For seven years, starting in very early childhood, Jeni Haynes says she endured daily sexual, physical, and mental abuse at the hands of her father, Richard Haynes. In order to cope, Hayne developed more than 2,500 different personalities to compartmentalize her experiences and survive the abuse. The abuse ended after her parents divorced when she was 11, but Hayne, who was isolated from her peers and denied medical care, has suffered lifelong health complications in addition to her diagnosis of Dissociative Identity Disorder (DID). While Jeni reported the abuse in 2009, it took nearly 10 years before her father was charged with 367 counts of sexual and physical abuse. In March, Jeni was allowed to confront her abuser in court in five of the different personalities she developed as a child, including 4-year-old Symphony, who Jeni created to endure the sexual abuse while she retreated:

“Symphony “was hoping to use the testifying to grow up too”, says Jeni. “But we only got through 1974 before he rolled over and showed his belly. He couldn’t deal with it.”
About two and half hours into Symphony’s testimony on the second day of the trial, her father changed his plea to guilty on 25 charges – “the worst ones”- says Jeni. Dozens more were counted towards his sentencing.”
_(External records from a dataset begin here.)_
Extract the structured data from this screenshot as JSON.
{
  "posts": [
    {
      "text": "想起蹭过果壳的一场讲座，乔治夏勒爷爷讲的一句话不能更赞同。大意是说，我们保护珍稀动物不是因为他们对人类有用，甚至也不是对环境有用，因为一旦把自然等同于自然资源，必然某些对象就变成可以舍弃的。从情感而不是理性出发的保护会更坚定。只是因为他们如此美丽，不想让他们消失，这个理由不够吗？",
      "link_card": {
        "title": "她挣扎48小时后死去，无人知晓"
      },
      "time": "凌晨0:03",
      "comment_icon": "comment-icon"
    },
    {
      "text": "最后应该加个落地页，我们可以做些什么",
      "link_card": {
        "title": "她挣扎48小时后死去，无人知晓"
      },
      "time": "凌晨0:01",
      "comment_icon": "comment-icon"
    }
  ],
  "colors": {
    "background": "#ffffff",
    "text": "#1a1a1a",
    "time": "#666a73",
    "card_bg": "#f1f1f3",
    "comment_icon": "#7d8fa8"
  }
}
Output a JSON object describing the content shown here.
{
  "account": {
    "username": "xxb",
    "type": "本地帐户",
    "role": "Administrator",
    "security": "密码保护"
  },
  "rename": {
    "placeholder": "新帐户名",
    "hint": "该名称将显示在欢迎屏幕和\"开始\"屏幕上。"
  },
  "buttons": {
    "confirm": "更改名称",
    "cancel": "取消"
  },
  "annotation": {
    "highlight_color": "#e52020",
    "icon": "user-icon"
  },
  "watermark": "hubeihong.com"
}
Haynes, who has a PhD in legal studies, heartbreakingly detailed the day-to-day realities of surviving abuse, living with and attempting to manage the effects of someone else’s brutality, in her victim’s statement:

“In Jeni’s victim impact statement, she said she and her personalities ‘spend our lives being wary, constantly on guard. We have to hide our multiplicity and strive for a consistency in behaviour, attitude, conversation and beliefs which is often impossible. Having 2,500 different voices, opinions and attitudes is extremely hard to manage.
I should not have to live like this. Make no mistake, my dad caused my Multiple Personality Disorder.’”

Experts say that they hope Haynes’s testimony will help make DID more widely recognized in the court system:

“‘It’s a landmark case because, as far as we’re aware, it’s the first time in which the testimony of different parts of person with DID has been taken at face value into the court system and has led to a conviction,’ says Dr Cathy Kezelman, the president of Blue Knot Foundation, an Australian organisation helping survivors of childhood trauma.”

Richard Haynes, now 74, was sentenced to 45 years in prison by a Sydney, Austrailia court on September 6.